2,mostly_tumor,"rgb(255,0,0)",,,,,0,,,,,"44350,44350,44350,44350,44350,44350,44350,4435...","45129,45129,45283,45283,45284,45284,45285,4528..."
3,mostly_tumor,"rgb(255,0,0)",,,,,0,,,,,"45822,45822,45822,45823,45823,45823,45823,4582...","43915,43916,43916,43916,43917,43917,43917,4391..."
4,mostly_tumor,"rgb(255,0,0)",,,,,0,,,,,"46312,46312,46315,46316,46316,46316,46317,4631...","44252,44253,44256,44256,44257,44257,44257,4425..."


## 4. (Optional) - Visualize results on HistomicsTK

In [11]:
# deleting existing annotations in target slide (if any)
existing_annotations = gc.get('/annotation/item/' + SAMPLE_SLIDE_ID)
for ann in existing_annotations:
    gc.delete('/annotation/%s' % ann['_id'])

# get list of annotation documents
annotation_docs = get_annotation_documents_from_contours(
    contours_df.copy(), separate_docs_by_group=True,
    docnamePrefix='test',
    verbose=False, monitorPrefix=SAMPLE_SLIDE_ID + ": annotation docs")

# post annotations to slide -- make sure it posts without errors
for annotation_doc in annotation_docs:
    resp = gc.post(
        "/annotation?itemId=" + SAMPLE_SLIDE_ID, json=annotation_doc)

Now you can go to:

[TCGA-A2-A0YE-01Z-00-DX1](http://candygram.neurology.emory.edu:8080/histomicstk#?image=5d586d76bd4404c6b1f286ae&bounds=41996%2C43277%2C49947%2C46942%2C0 )

and confirm that the posted annotations make sense and correspond to tissue boundaries and expected labels.

## 5. (EXTRA) - Explore some of the inner workings

### Core method being called to merge polygons

This relies on ``shapely``. 

In [12]:
print(Polygon_merger._get_merged_polygon.__doc__)

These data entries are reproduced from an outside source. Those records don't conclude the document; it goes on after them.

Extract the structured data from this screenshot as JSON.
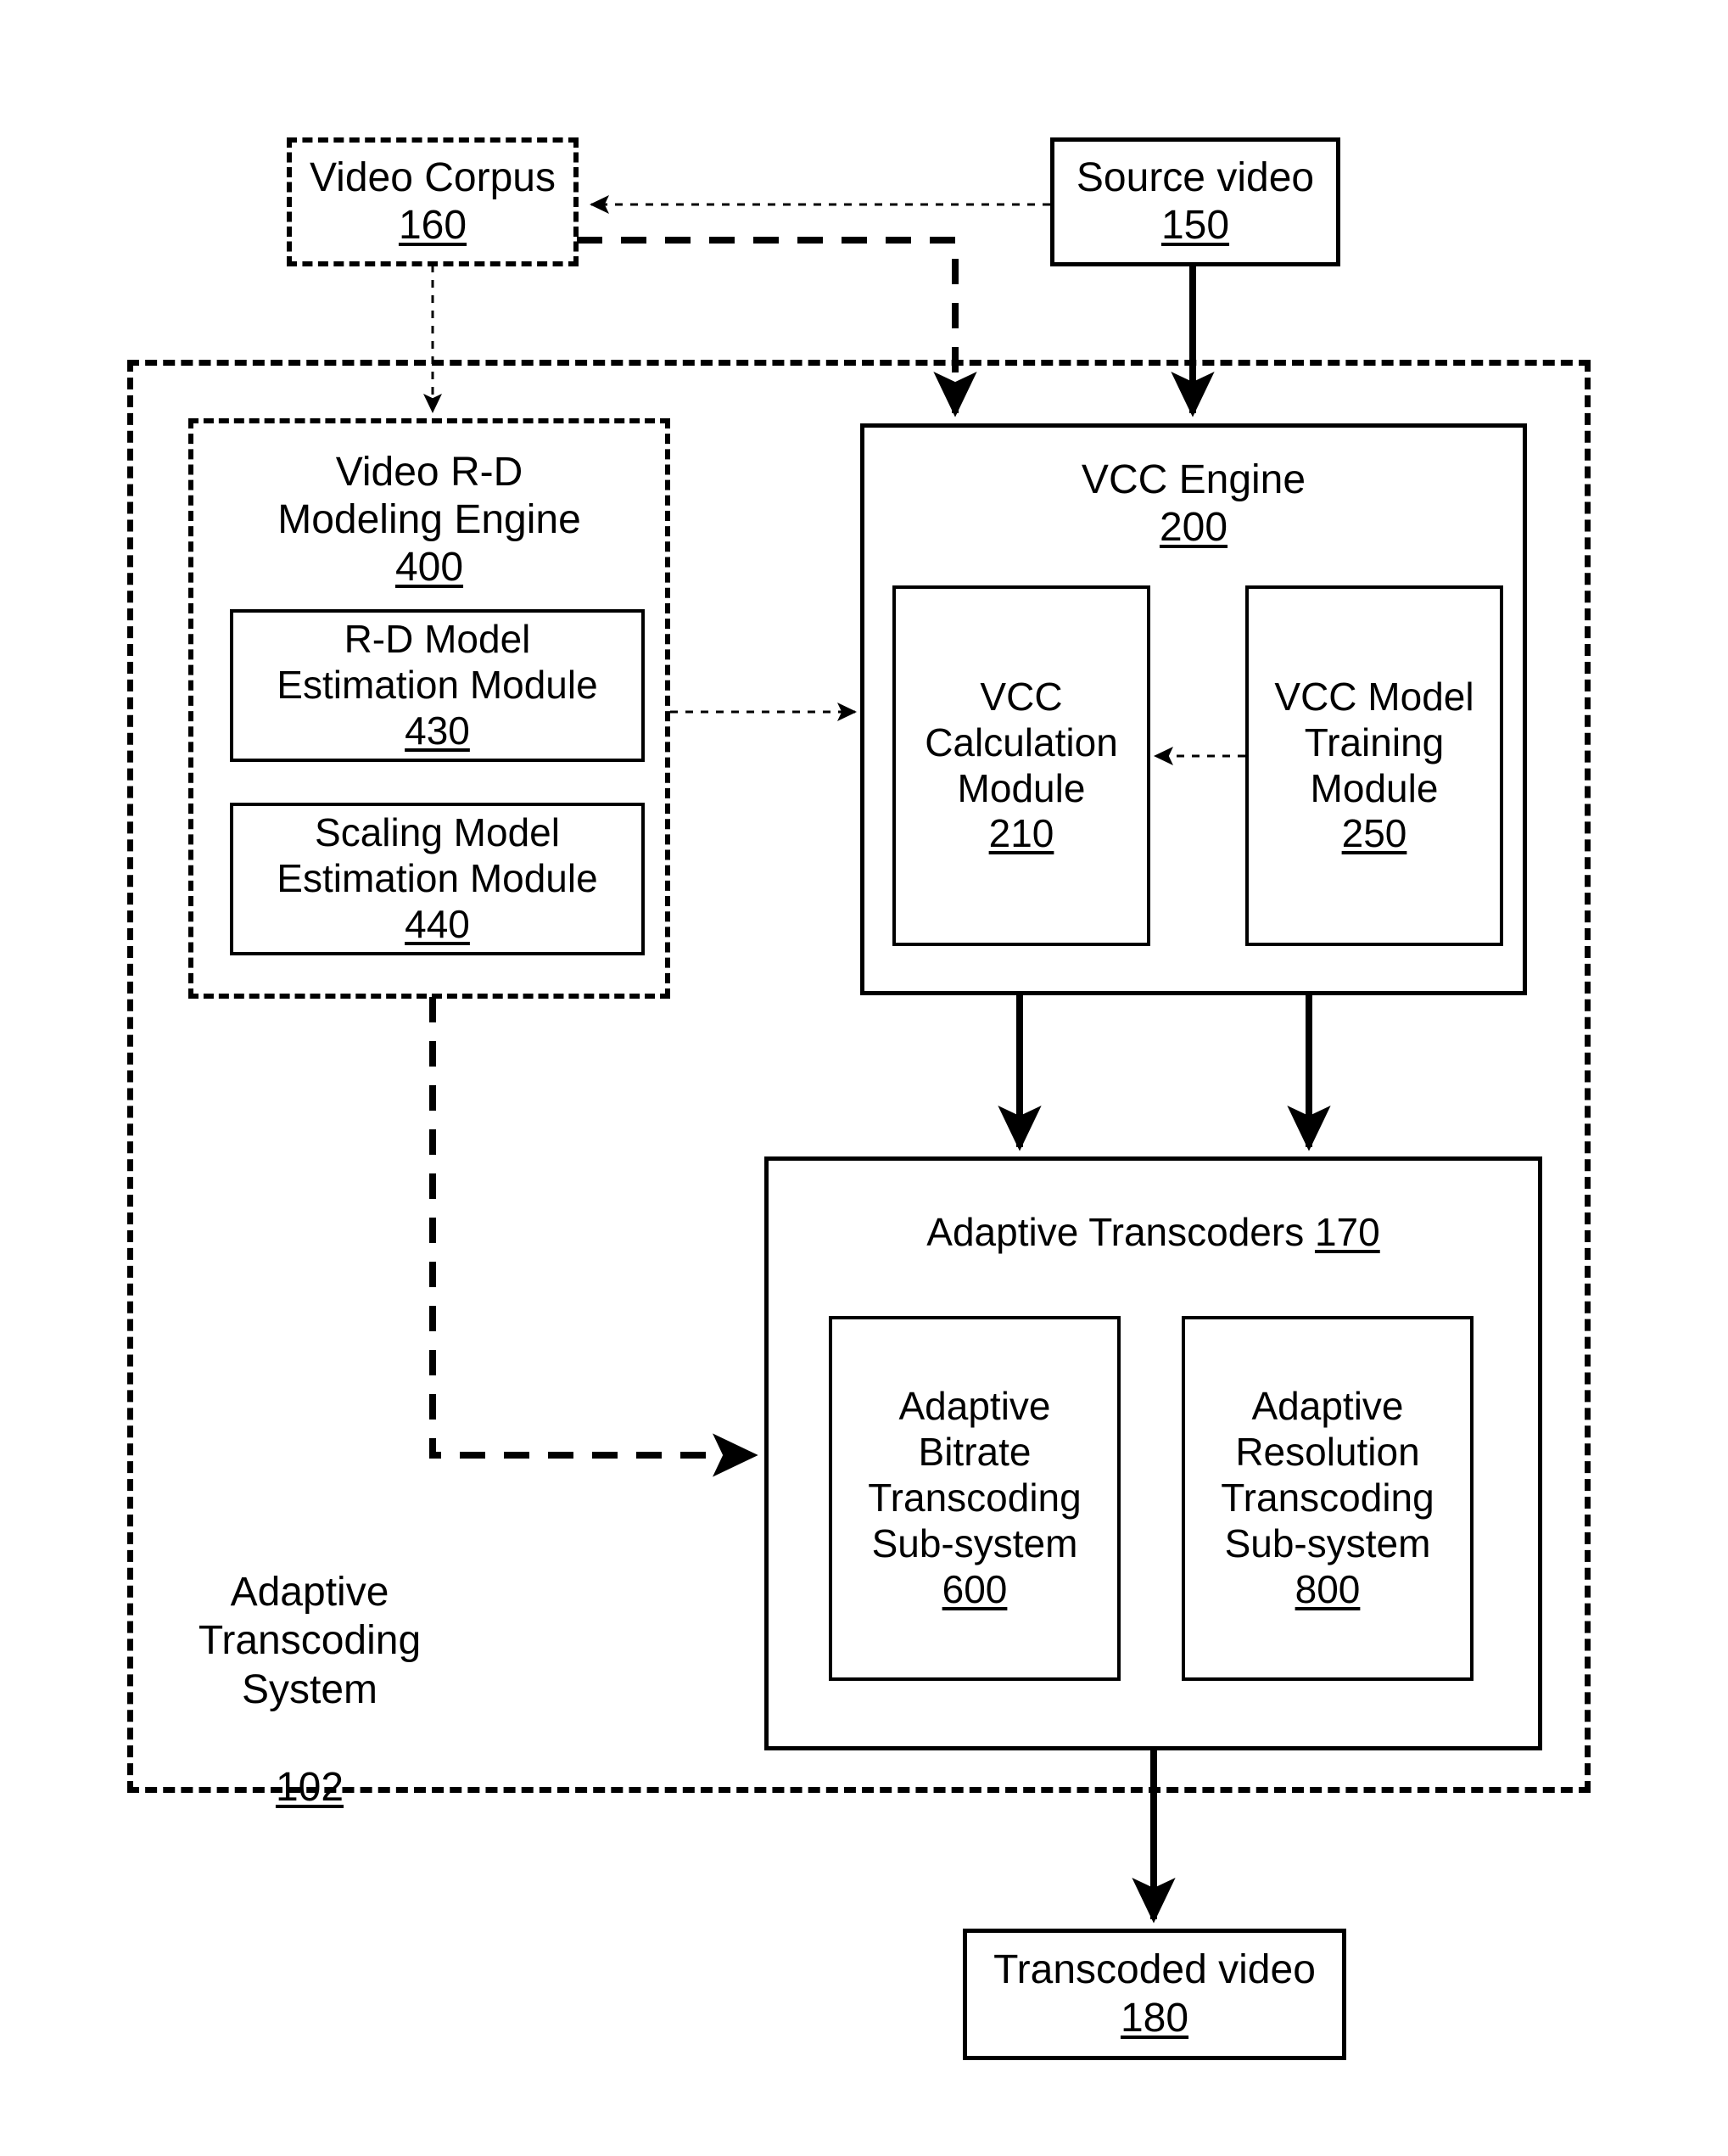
{
  "diagram": {
    "figure_type": "patent-block-diagram",
    "nodes": {
      "video_corpus": {
        "label": "Video Corpus",
        "ref": "160",
        "style": "dashed"
      },
      "source_video": {
        "label": "Source video",
        "ref": "150",
        "style": "solid"
      },
      "modeling_engine": {
        "label": "Video R-D\nModeling Engine",
        "ref": "400",
        "style": "dashed"
      },
      "rd_model_estimation": {
        "label": "R-D Model\nEstimation Module",
        "ref": "430",
        "style": "solid"
      },
      "scaling_model_estimation": {
        "label": "Scaling Model\nEstimation Module",
        "ref": "440",
        "style": "solid"
      },
      "vcc_engine": {
        "label": "VCC Engine",
        "ref": "200",
        "style": "solid"
      },
      "vcc_calculation": {
        "label": "VCC\nCalculation\nModule",
        "ref": "210",
        "style": "solid"
      },
      "vcc_model_training": {
        "label": "VCC Model\nTraining\nModule",
        "ref": "250",
        "style": "solid"
      },
      "adaptive_transcoders": {
        "label": "Adaptive Transcoders",
        "ref": "170",
        "style": "solid"
      },
      "adaptive_bitrate": {
        "label": "Adaptive\nBitrate\nTranscoding\nSub-system",
        "ref": "600",
        "style": "solid"
      },
      "adaptive_resolution": {
        "label": "Adaptive\nResolution\nTranscoding\nSub-system",
        "ref": "800",
        "style": "solid"
      },
      "transcoding_system": {
        "label": "Adaptive\nTranscoding\nSystem",
        "ref": "102",
        "style": "dashed-container"
      },
      "transcoded_video": {
        "label": "Transcoded video",
        "ref": "180",
        "style": "solid"
      }
    },
    "edges": [
      {
        "from": "source_video",
        "to": "video_corpus",
        "style": "dotted",
        "arrow": true
      },
      {
        "from": "video_corpus",
        "to": "modeling_engine",
        "style": "dotted",
        "arrow": true
      },
      {
        "from": "video_corpus",
        "to": "vcc_engine",
        "style": "dashed",
        "arrow": true
      },
      {
        "from": "source_video",
        "to": "vcc_engine",
        "style": "solid",
        "arrow": true
      },
      {
        "from": "rd_model_estimation",
        "to": "vcc_calculation",
        "style": "dotted",
        "arrow": true
      },
      {
        "from": "vcc_model_training",
        "to": "vcc_calculation",
        "style": "dotted",
        "arrow": true
      },
      {
        "from": "vcc_engine",
        "to": "adaptive_bitrate",
        "style": "solid",
        "arrow": true
      },
      {
        "from": "vcc_engine",
        "to": "adaptive_resolution",
        "style": "solid",
        "arrow": true
      },
      {
        "from": "scaling_model_estimation",
        "to": "adaptive_transcoders",
        "style": "dashed",
        "arrow": true
      },
      {
        "from": "adaptive_transcoders",
        "to": "transcoded_video",
        "style": "solid",
        "arrow": true
      }
    ],
    "colors": {
      "line": "#000000",
      "background": "#ffffff",
      "text": "#000000"
    }
  }
}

Merge polygons using shapely (Internal).

        Given a single cluster from _get_merge_clusters_from_df(), This creates
        and merges polygons into a single cascaded union. It first dilates the
        polygons by buffer_size pixels to make them overlap, merges them,
        then erodes back by buffer_size to get the merged polygon.

        


You  may also want to checkout ``Polygon_merger._add_merged_edge_contours`` for details on how the various
``shapely`` geometries (polygon, multipolygon, eyc) are handled.